The Gold Glove awards need to be sorted into before 2013 and 2013 to the present.  In 2013 they made some significant changes where they fixed some of the more egregious problems of the past, including publishing a list of eligible players (fixes the Palmeiro problem, he wouldn't have been on the list of 1B), included some subject matter experts in the voting in addition to coaches, included some metrics which incorporated things like UZR or DRS. Clearly better than the earlier system, but with the advent of Statcast it's once again fallen behind state-of-the-art.

Prior to 2013 it was a mess.  I've read that the Rawlings people would go to the various managers/coaches at some point late in the year and more-or-less just ask them to write down who they thought the best fielders were that year in their league. Maybe they'd give them a blank ballot and ask them to send it back, or they'd come pick it up.

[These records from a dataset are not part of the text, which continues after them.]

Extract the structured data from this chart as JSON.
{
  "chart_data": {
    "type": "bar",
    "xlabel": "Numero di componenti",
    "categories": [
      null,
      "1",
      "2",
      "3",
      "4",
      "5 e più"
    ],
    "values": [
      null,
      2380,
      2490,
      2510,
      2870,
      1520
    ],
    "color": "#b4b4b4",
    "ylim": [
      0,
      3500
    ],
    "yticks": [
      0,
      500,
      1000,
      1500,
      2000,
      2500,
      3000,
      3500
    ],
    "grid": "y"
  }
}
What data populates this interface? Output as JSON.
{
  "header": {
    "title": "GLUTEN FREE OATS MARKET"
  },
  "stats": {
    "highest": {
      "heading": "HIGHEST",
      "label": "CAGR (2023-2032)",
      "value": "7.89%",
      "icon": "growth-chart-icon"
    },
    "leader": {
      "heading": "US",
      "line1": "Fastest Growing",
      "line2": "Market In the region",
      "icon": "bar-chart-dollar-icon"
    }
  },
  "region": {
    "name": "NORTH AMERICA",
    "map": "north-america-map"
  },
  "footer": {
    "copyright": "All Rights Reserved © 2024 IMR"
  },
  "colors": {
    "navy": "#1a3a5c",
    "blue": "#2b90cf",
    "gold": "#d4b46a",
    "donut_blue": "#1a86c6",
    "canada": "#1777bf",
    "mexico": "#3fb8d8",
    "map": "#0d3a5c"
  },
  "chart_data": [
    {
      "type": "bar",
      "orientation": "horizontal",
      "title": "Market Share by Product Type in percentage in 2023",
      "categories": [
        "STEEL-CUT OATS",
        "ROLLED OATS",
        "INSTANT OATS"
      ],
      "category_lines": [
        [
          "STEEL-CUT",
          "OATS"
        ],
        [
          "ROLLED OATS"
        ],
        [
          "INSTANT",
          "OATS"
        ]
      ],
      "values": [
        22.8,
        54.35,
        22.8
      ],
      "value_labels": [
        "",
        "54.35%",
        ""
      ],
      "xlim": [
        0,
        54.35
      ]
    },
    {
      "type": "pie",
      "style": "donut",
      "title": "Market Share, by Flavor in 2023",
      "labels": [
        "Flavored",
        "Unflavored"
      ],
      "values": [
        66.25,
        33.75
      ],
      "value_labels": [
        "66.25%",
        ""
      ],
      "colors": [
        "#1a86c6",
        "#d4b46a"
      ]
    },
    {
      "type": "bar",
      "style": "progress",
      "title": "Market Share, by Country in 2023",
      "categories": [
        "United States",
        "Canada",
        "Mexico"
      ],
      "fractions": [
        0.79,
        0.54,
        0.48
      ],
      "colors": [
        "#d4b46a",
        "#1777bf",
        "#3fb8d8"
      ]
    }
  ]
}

Many people would delegate the responsibility to some member of the coaching staff.  There would be no accompanying material at all.  For most of the history of the award there wasn't even Baseball Reference, so if anyone wanted to use metrics... good luck.  I guess you could find a copy of the Sporting News with assists, errors, double plays, and putouts, for whatever good that would do.  There were no lists of eligible players, so inevitably a Palmeiro would happen.  And the system was what's called an "open plurality" vote where the winner is whomever gets the most votes, even if that was 15%. In Palmeiro's case let's say there were 30 voters, he may have gotten seven, a couple other guys got six, a few got five... so he won despite 23 of the 30 voters not voting for him.  And we know that the largest determinant of winning this year was whether or not you won last year.

In one of his books about 2000 Bill James was very critical of the old system and said that it had some things in common with primary elections, and that if you ran an election like the did the Gold Gloves you'd eventually get a complete nonsense result like Warren Beatty or another famous person we won't name here as President.